Question: Coaching my team to think more broadly, practically


I am undergoing a role change within my company. My current role, as a global finance and productivity manager is being eliminated, and distributed across three separate functions.

We have a smart team of experienced analysts that I have been handing over to in 1-on-1 and team sessions for last 2 weeks.

They are quick to grasp the technicalities of a task, but fail to see the big picture. They also have difficulty in grasping the priorities or improvisation needed, based on situation.

My move is contingent upon a smooth handover. I will appreciate any advice on how to handle such transition.

4 Expert Insights


I'm going to approach your question from a mentor POV rather than coach. So this will come across more in the 'telling zone."

True coaching involves more inquiry than advocacy. This draws out their own capacity for being able to solve situations on their own. So what I wonder is whether or not you've been attempting to actually 'coach' or have been doing something more akin to managing/educating/mentoring/delegating and then wondering why they're not approaching things more like you would.  Educating's original purpose was inherent in the latin root of the word 'educate' which means "to draw from within".....

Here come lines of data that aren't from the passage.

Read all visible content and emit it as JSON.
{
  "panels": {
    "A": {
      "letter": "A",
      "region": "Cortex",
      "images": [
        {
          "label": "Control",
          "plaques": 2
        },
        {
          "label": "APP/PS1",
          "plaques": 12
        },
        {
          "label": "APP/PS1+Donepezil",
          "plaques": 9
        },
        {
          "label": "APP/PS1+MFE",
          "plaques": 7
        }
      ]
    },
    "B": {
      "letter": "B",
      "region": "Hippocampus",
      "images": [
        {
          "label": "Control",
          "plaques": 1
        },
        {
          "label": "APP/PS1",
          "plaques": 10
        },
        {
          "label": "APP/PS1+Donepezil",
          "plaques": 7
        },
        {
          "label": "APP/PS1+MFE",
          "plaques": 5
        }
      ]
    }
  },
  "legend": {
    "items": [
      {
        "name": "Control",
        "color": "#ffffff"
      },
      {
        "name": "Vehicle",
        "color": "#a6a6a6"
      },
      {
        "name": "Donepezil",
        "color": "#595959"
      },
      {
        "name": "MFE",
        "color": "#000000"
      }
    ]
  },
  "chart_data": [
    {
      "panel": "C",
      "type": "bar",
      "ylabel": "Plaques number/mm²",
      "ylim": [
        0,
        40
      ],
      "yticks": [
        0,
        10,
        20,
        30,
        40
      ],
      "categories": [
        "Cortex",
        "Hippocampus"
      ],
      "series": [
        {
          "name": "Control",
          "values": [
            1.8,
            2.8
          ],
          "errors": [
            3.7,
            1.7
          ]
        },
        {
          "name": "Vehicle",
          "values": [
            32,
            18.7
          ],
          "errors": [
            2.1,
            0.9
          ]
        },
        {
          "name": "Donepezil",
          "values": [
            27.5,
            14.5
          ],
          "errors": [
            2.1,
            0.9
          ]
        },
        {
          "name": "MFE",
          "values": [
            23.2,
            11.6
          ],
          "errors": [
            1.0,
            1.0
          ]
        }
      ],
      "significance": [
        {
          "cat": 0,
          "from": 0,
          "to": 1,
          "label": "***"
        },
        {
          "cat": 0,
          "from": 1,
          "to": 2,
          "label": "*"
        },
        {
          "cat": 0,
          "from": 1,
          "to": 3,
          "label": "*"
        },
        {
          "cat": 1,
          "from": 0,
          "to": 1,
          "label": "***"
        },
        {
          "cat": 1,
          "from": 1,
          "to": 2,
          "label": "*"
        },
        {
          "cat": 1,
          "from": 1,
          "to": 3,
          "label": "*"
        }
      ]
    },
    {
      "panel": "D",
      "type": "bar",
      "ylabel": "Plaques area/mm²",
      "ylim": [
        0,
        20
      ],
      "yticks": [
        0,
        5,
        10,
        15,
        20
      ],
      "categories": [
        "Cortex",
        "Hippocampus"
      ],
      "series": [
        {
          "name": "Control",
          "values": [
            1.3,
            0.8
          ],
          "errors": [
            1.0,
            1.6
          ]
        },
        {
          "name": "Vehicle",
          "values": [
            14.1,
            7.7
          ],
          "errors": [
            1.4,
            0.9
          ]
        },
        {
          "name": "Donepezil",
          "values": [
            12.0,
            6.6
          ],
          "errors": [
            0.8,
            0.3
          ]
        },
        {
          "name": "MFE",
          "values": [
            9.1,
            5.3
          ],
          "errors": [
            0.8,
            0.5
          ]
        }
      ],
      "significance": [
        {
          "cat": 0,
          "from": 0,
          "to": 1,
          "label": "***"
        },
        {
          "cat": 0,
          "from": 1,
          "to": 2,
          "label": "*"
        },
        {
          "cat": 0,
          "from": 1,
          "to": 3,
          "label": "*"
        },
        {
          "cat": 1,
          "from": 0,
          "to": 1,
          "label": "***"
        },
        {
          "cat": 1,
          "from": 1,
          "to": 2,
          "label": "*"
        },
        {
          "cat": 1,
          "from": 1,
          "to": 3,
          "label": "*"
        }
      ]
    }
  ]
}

This approach flies in the face of our country's addiction to knowledge transfer as the be all/end all of how to develop those around us.  it's not, it only perpetuates the problem of making oneself the "answer man" that everyone goes to and as a consequence direct reports/peers others don't have any need to up-level their own critical thinking skills.

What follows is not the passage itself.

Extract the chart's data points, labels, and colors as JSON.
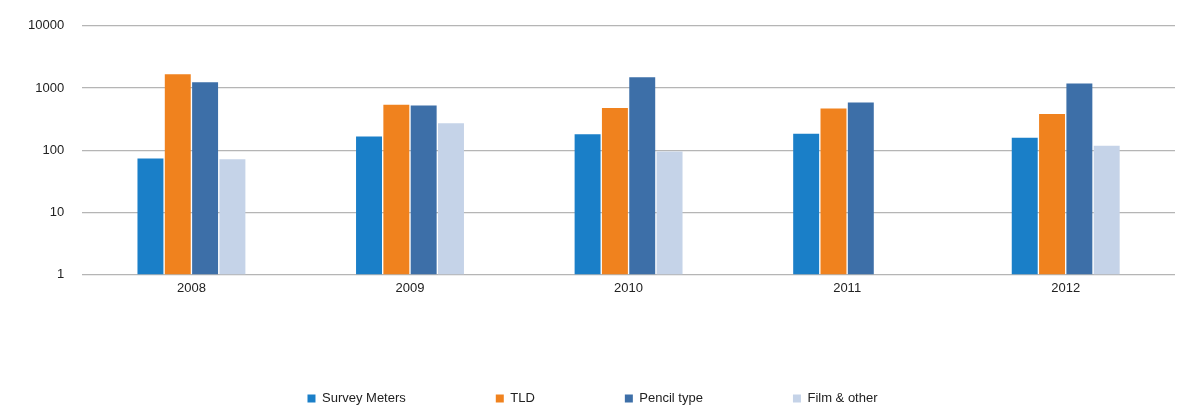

So, personally, there are a number of options that I see:

1. Learn to coach them.  Assume they already have the capability and capacity and then help them uncover  the interference to the natural expression of those abilities. Then help them subtract that interference.

2. Hire a coach who knows how to do #1 and have that person not only grow your team's potential but also yours in the offing.

3. Get them all together and ask them how they would solve the scenario you presented. Remember, the leader's real job is to develop leadership in others and tasking them with this problem could grow their skills.

4. Lastly, in order to take whatever solution they come up with out of #3, you'd need also to approach each one of them as unique. This means how they go about things is different. There's no one size fits all solution to why they're behaving as they are and your strongest avenue is to approach them as singles rather than a collective unit.


It sounds like you've done a great job of getting the facts across. For the bigger picture, priorities and creative problem solving,  is it possible to convene a group meeting. Brain storming and collective wisdom can be very powerful and give your team a real experience of what is expected on them going forward.

I have to add that having a coach or experienced facilitator lead such a meeting would be worth the investment.

Good luck in your new position!


This brings up an important issue that I am fond of as a consultant: individual differences.  Not every one naturally thinks out of the box and perhaps what often goes into being a great analyst might not necessarily correlate with creative thinking. With this in mind I have the following considerations (all contingent on the luxury of having time which seems like you do not have and not knowing all the details):

1. Give your analysts some assessments to measure their true native strengths. Now you know what/who you are working with and what to realistically can expect. If you "ask a pig to sing" do not expect it to sound very good.
2.  If you can, put creative types in their teams. In his studies of team effectiveness, Meridith Belbin found that a "diverse" team can often break through the type of stuck-ness that you are experiencing.
3. Structured "brain storming" sessions led by an internal or external facilitator who knows how to stretch a focused mind.
4. Give them time. Work with them to get the Big Picture. They are likely "C" personalities (in the DiSC). If they are "C" personalities, they take time to get to the end result.


It sounds like you have a lot of career lessons to teach your people in a short time. Here are 2 suggestions for your consideration.

1. As far as teaching others to see the big picture, I recently wrote the lead article for the QHSE magazine titled "Identifying Cascade Effect Risks in Organizations". My 12 page article uses gamification and a unique deck of cards I created to teach professionals about the big picture cascade effect risks potentially present in organizations. It's a good primer in the big picture of business.

2. Teaching others to prioritize and improvise on-demand are skills that can be honed with business War Game simulations. I use the deck of cards in the above mentioned article to expose professionals to a series of common business risks. They learn to deal with a random mix of potential business and organizational risks. I use team exercises to teach them how to react to these organizational risks. They are dealt with 12 of the 56 risk cards in the deck at a time randomly until they go through the whole deck.  Each team then has to create short, mid and long-term action plans to get out of theoretical disasters their hand of cards represents.

As a take-off from my point #2, you could create a series of 5 or more theoretical undesirable scenarios in your organization that you want your people to master. Make sure these different scenarios cover all of the lessons you want them to learn in the short term. Spell out each scenario in writing and challenge different groups of your people to resolve those  issues in a given time. Score them and openly compare different group answers and solutions. Share best practices they developed. Give the best teams some kind of recognition / prize. I am sure you could create a handful of memorable War Games that they will never forget.